Ela tinha cabelos loiros e longos, seu corpete apertava-lhe os seios, fazendo-os quase saltar para fora, e seus lábios estavam pintados de vermelho vivo.
— Claro, senhorita — respondeu ele, sorrindo, deixado os ombros relaxarem, pronto para ter uma noite de liberdade que, provavelmente, seria sua última.
No entanto, antes que se deixasse levar pelos encantos da dama a sua frente, algo atraiu sua atenção.
Não muito longe dali, a criatura mais bela que ele já havia visto estava de pé, ao lado de uma mesa com alguns cavalheiros, sorrindo e flertando descaradamente. Ela tinha cabelos negros como a noite, estes caiam em ondas por suas costas, chegando a altura do quadril. Seus lábios eram cheios, perfeitamente desenhados e, quando fechados, quase formavam um coração perfeito. Seu rosto era delicado, queixo fino e seus olhos, afiados e espertos, fizeram o Capman ofegar. Uma máscara cobria a metade superior de seu rosto, era negra, feita de um tecido bonito e coberta por uma renda levemente brilhante, enfeitada com algumas pedras, aquele adereço parecia tornar o olhar dela ainda mais intenso.

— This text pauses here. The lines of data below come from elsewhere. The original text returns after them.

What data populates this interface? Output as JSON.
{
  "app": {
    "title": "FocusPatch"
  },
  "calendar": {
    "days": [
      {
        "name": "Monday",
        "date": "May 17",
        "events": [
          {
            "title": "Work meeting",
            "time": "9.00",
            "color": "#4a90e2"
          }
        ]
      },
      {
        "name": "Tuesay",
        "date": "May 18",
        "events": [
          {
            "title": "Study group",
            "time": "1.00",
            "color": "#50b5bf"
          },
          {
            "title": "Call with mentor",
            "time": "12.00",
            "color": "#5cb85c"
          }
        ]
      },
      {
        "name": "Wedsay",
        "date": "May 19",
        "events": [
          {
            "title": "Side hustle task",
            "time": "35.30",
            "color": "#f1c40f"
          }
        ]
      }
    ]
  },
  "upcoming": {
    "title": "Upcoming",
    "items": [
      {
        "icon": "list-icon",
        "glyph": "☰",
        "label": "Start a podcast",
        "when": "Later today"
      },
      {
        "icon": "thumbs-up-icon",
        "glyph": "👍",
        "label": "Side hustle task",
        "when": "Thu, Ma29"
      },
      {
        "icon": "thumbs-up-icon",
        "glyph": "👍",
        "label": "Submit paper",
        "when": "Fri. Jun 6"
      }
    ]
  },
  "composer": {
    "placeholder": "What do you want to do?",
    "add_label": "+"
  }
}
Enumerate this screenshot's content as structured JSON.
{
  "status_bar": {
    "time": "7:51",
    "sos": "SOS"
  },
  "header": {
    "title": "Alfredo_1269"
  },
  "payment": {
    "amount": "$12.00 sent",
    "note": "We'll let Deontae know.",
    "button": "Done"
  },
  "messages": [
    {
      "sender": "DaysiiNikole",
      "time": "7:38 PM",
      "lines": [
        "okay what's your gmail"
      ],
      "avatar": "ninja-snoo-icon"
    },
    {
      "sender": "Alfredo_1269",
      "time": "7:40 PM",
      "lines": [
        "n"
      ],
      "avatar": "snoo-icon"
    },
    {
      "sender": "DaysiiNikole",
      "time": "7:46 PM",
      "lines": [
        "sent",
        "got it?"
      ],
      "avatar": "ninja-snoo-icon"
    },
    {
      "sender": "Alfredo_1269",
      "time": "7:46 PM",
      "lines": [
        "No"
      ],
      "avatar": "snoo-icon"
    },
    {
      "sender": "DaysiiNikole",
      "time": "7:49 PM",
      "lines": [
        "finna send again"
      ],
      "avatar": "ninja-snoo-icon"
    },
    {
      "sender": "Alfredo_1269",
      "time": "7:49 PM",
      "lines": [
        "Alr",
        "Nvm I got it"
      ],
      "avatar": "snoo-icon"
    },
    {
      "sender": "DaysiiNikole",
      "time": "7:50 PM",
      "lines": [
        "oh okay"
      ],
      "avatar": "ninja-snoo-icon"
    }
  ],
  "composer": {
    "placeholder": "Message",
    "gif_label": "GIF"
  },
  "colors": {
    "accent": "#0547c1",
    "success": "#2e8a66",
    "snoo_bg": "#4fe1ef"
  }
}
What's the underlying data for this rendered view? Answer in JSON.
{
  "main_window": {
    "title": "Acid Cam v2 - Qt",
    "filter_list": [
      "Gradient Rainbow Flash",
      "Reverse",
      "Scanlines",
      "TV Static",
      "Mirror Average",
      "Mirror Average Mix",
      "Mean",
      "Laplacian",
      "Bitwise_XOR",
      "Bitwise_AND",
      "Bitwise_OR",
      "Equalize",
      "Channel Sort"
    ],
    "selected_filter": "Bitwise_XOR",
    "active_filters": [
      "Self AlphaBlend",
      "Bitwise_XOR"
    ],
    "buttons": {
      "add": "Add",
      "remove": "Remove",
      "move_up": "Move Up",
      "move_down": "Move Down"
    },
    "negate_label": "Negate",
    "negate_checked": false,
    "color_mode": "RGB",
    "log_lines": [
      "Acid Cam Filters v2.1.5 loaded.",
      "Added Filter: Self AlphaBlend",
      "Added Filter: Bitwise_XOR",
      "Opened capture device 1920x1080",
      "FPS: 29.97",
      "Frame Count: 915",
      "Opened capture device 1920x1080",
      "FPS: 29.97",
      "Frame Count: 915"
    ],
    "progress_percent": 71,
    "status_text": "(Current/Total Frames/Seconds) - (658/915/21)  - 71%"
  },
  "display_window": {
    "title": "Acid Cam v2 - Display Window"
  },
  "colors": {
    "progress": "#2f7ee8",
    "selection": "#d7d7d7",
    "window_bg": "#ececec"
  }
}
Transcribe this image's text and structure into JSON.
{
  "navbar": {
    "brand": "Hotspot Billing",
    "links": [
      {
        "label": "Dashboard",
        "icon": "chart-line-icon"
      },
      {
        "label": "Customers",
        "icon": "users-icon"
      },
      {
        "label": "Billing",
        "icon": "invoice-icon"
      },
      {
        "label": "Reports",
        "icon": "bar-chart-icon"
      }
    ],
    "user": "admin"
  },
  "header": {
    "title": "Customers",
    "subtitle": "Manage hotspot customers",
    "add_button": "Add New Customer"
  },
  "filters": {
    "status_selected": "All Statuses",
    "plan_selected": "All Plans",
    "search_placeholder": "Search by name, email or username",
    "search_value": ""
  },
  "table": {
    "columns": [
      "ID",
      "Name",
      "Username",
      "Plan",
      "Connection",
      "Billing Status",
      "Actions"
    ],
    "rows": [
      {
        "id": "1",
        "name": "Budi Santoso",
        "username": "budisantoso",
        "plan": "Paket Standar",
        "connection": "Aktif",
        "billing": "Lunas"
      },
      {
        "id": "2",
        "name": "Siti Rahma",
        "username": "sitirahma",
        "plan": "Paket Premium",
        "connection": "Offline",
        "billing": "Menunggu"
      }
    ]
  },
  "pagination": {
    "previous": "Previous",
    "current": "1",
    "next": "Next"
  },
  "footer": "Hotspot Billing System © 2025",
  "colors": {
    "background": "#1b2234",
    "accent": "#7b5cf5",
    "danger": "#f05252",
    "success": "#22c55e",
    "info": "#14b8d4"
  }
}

Movia-se com graça e sensualidade sem igual, atraindo a atenção de todos os cavalheiros da mesa que pareciam desejar jogar-se aos seus pés. Usava um vestido sem qualquer volume, o tecido era maleável e agarrava-se as curvas de suas pernas e quadril a cada movimento, era de um vermelho vivo que contrastava com sua pele clara. Seu corpete desenhava perfeitamente sua cintura fina e delicada, e seu decote era um perigo para qualquer homem que a olhasse seios fartos e delicados com um colar de ouro sumindo entre eles, atraia os olhos de Marcel, assim como dos outros cavalheiros com quem ela falava.
O Capman deixou-se admirar o monumento artístico que aquela dama era para ele e sequer deu atenção a outra mulher a sua frente, apenas encarando-a com afinco, com desejo.
— Parece que os encantos de Ruby capturam mesmo qualquer um — comentou a loira que havia lhe dado a bebida.
— Como disse? — Marcel indagou, sem desviar os olhos da mulher de vestido vermelho.
— Disse que posso chamá-la, se quiser, senhor Capman — a resposta dela atraiu os olhos de Marcel, que a encarou por apenas alguns instantes. — Já volto.
Então, dito isto, a loira seguiu em direção a Ruby, parando ao lado dela com um sorriso sorrateiro, tocando-a na cintura e cochichando algo em seu ouvido. Naquele mesmo instante, os olhos escuros voltaram-se para Marcel e, por um momento, tudo se calou ao seu redor.
A mulher o encarou e seus lábios cheios curvaram-se num sorriso que tirou o ar do marquês, então, ela deixou a mesa onde estava e, caminhando lentamente, quebrando os quadris para os lados, como uma leoa pronta para tragar sua presa, se aproximou do Capman, parando ao seu lado e erguendo a mão, tocando-lhe o ombro.
— Deseja algo, senhor Capman?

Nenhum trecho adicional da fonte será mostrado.